To bring LLMs into your local environment:

  1. Navigate to the settings icon in the Open Web UI.
  2. Go to models and input the name of the LLM you desire from the Ollama library.
  3. For demonstration, type “LLAMA3,” and the system will begin downloading it. This process equips your local setup with the power to run LLMs.

Run LLMs

Finally, to engage with your local LLM:

  1. Click on the new chat button within the Open Web UI.
  2. Select the model you installed, for example, LLAMA3, and submit your query.
  3. Voila! You’re now interacting with an AI model locally, no internet required.

This walkthrough has covered essential steps from setting up WSL, downloading and installing Ollama and Docker, to deploying and using the Open Web UI for running LLMs like LLAMA3. With your local machine now equipped with these tools and models, you’re set to explore the vast capabilities of LLMs in privacy-focused, internet-independent scenarios.

How to Run Local LLMs on iOS, Android Devices

Install ngrok

Running Local LLMs on iOS and Android devices starts with installing ngrok, a powerful tool that tunnels local servers onto the internet, making your local LLM accessible from your mobile device. Here’s how to get it set up:

  1. Follow the quickstart guide on ngrok’s documentation to install ngrok on your machine. This guide provides a comprehensive walkthrough for the installation process.
  2. Create a free account on ngrok to obtain your authtoken, which is crucial for authenticating your local ngrok client.

Run Open Web UI

Once ngrok is installed, you can proceed to make your local LLM accessible:

Link your ngrok account to your local setup by executing the command:

ngrok config add-authtoken <TOKEN>

Replace `<TOKEN>` with the actual authtoken you received when you signed up for your ngrok account.

With the Open Web UI running on your local machine, start ngrok by executing:

ngrok http http://localhost:3000

This command tunnels your local server running the Open Web UI onto the internet.

ngrok will provide you with an output that includes a forwarding URL, which looks something like this:

https://84c5df474.ngrok-free.dev -> http://localhost:8080

Copy this URL i.e. https://84c5df474.ngrok-free.dev

Now, simply paste this URL into the browser of your iOS or Android device, and voilà, you have access to your local Large Language Models (LLMs) right from your phone.

This setup turns your device into a powerful AI tool, allowing you to interact with the likes of LLAMA3, Mistral 7b, Code Llama, and other LLMs without the need for internet connectivity. By leveraging ngrok, you extend the functionalities of your LLM setup, opening up possibilities for on-the-go AI interactions, data science experimentation, and language model exploration.

Whether you’re deep into natural language processing, AI chatbots, or just fascinated by the potential of generative AI, having such immediate access transforms your mobile device into a potent tool for innovation and inquiry.

Frequently Asked Questions (FAQs)

Can I run any LLM on my local machine?

Yes, you can install and run any LLM compatible with OpenAI APIs, including the ones available in Ollama’s library.

Does running LLMs locally require an internet connection?

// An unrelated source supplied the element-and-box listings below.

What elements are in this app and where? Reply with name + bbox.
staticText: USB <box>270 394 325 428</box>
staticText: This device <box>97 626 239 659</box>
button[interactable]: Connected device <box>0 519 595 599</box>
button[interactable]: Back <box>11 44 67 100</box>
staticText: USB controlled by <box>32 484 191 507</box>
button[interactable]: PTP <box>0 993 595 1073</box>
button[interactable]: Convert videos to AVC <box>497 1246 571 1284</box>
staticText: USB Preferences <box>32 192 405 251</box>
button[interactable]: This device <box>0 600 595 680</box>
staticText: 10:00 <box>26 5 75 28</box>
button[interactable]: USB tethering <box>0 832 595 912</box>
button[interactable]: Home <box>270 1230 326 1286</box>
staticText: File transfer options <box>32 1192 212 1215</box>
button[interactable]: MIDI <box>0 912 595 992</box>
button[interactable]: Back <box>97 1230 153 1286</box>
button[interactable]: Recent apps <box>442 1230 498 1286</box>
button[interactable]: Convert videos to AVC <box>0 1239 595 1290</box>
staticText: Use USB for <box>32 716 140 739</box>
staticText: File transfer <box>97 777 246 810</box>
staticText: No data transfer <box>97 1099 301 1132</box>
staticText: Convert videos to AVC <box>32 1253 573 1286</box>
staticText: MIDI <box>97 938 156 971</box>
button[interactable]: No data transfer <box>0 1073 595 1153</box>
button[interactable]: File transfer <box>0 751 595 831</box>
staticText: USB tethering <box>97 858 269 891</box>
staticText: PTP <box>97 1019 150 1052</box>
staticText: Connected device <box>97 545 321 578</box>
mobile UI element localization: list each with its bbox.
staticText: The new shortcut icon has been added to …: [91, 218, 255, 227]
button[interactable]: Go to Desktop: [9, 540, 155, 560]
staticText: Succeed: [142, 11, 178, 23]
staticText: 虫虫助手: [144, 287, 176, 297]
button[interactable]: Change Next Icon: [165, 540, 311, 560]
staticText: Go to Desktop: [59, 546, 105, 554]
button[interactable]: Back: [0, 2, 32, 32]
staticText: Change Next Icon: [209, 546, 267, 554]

No, running LLMs locally does not require an internet connection. However, you do need an internet connection for initial set up and installation of tools like Ollama, Docker, and ngrok.

Can I deploy custom LLMs on my local setup?

Yes, you can deploy your custom LLMs on your local setup by following the same steps as installing any other LLM from Ollama’s library.

Conclusion

Running Large Language Models (LLMs) locally offers a unique and powerful way to engage with AI models. By setting up your local machine with tools like Ollama, Docker, Open Web UI, and ngrok, you can deploy and interact with LLMs without the need for internet connectivity.

Whether you’re a data scientist, AI enthusiast or just looking to have some fun exploring the capabilities of LLMs, give running them locally a try and see where your imagination takes you.

So go ahead, start tapping into the endless possibilities of local LLMs today!